The administration said the deal was fatally flawed and did not go far enough because it failed to include other Iranian activities in the region, such as its support of militants in Yemen, Lebanon and Syria. It launched what it called a “maximum pressure” campaign to isolate the country diplomatically and cripple it economically.
Secretary of State Michael R. Pompeo and other senior U.S. officials have said they remain willing to talk to the Iranian government, but only on their own terms.
“Meet our diplomacy with diplomacy, and not with military force,” a senior State Department official said late last week, briefing reporters on the condition of anonymity in keeping with administration protocol. “The regime is not interested in that, and they’re paying the price for it. … The offramp has been there for three years. The Iranians keep rejecting it.”
Critics say Trump’s lack of coherent strategy, unpredictability and often erratic behavior also impede negotiations that might ease hostilities or strike a new nuclear deal.

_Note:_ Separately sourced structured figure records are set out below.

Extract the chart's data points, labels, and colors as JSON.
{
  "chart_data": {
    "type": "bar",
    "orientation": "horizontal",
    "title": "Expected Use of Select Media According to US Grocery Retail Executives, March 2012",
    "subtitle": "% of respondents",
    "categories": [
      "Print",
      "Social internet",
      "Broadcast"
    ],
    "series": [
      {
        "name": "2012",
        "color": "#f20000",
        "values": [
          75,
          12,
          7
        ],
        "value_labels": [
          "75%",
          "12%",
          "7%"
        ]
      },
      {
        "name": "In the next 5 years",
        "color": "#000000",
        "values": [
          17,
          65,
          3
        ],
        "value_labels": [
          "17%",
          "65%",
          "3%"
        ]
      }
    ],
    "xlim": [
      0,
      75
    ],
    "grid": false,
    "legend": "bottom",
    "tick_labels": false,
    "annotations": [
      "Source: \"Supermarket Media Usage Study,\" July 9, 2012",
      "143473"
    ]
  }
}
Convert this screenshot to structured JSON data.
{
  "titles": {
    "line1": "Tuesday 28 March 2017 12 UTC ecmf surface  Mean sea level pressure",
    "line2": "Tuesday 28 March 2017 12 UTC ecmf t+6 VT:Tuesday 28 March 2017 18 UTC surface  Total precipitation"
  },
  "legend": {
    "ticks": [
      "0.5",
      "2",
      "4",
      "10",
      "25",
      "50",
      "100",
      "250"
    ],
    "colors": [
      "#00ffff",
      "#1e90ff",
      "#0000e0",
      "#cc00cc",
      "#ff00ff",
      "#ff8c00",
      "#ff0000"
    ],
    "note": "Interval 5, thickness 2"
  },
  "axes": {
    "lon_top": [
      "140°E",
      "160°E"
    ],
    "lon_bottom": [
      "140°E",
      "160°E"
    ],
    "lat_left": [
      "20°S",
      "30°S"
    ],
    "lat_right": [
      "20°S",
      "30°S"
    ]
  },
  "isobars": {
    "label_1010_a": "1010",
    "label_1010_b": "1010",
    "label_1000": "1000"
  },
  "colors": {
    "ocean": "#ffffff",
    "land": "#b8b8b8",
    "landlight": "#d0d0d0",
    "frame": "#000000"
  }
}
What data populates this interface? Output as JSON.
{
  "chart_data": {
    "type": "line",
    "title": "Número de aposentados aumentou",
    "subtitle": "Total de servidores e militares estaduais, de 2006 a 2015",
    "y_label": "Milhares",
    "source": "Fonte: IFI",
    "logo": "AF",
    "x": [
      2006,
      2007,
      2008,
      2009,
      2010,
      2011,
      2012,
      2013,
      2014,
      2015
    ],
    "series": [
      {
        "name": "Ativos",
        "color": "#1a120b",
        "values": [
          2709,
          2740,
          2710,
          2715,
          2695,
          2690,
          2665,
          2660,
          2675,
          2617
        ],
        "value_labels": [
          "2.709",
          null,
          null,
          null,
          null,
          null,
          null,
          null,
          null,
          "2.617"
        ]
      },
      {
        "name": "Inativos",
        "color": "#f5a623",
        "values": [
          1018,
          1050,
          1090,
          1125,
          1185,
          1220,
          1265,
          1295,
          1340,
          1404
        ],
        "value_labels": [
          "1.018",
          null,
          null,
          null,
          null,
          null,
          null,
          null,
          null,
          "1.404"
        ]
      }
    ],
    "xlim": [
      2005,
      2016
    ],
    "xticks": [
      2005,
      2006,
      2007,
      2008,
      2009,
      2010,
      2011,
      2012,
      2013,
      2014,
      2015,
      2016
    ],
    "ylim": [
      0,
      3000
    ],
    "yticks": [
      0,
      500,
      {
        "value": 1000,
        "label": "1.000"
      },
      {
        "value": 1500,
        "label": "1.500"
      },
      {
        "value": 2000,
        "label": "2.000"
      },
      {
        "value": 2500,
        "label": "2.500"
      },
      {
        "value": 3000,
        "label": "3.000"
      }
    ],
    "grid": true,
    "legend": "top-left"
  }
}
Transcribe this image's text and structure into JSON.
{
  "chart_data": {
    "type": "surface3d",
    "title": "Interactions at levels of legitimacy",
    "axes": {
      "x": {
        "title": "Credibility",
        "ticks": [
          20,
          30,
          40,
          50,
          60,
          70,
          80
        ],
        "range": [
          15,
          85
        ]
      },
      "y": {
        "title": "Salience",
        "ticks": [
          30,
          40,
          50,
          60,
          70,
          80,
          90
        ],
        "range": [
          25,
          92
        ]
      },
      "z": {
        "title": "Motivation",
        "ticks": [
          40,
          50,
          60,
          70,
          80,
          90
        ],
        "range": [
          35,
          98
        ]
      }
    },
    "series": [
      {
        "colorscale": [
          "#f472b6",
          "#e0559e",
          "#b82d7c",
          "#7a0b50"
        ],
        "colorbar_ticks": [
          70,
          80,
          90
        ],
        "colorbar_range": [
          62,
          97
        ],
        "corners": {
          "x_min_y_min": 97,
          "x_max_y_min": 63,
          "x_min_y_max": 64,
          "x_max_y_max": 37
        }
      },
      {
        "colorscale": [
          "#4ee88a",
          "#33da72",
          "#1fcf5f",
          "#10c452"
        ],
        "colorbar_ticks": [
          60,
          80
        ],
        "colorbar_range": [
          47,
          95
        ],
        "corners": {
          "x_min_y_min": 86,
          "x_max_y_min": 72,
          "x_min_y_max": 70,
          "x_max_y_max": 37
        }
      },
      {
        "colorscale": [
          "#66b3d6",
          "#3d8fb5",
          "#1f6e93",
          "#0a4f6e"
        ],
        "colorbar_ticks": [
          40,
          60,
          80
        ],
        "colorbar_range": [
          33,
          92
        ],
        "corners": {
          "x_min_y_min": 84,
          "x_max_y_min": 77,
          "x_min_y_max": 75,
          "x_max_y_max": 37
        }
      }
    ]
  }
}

For some administration officials, this has been their goal all along: provoke Iran relentlessly to force it to walk away from the deal. That would oblige Tehran’s European allies to once and for all give up their efforts to salvage the deal and to reimpose economic sanctions, the way Trump already did.
Iran’s announcement Sunday indicates it is still holding out hope that Europeans will demonstrate their commitment to the nuclear deal and support Tehran, said Ehsan Ejazi, a Tehran-based researcher at the Center for Scientific Research and Middle East Strategic Studies. But ordinary citizens and some politicians are less hopeful and believe that the Suleimani killing will complicate matters, he said.
“Suleimani was very popular among Iranians,” Ejazi said from Tehran. “By killing him, Trump has completely isolated reformists in Iran. Now the nationalist sentiment is being expressed by many.”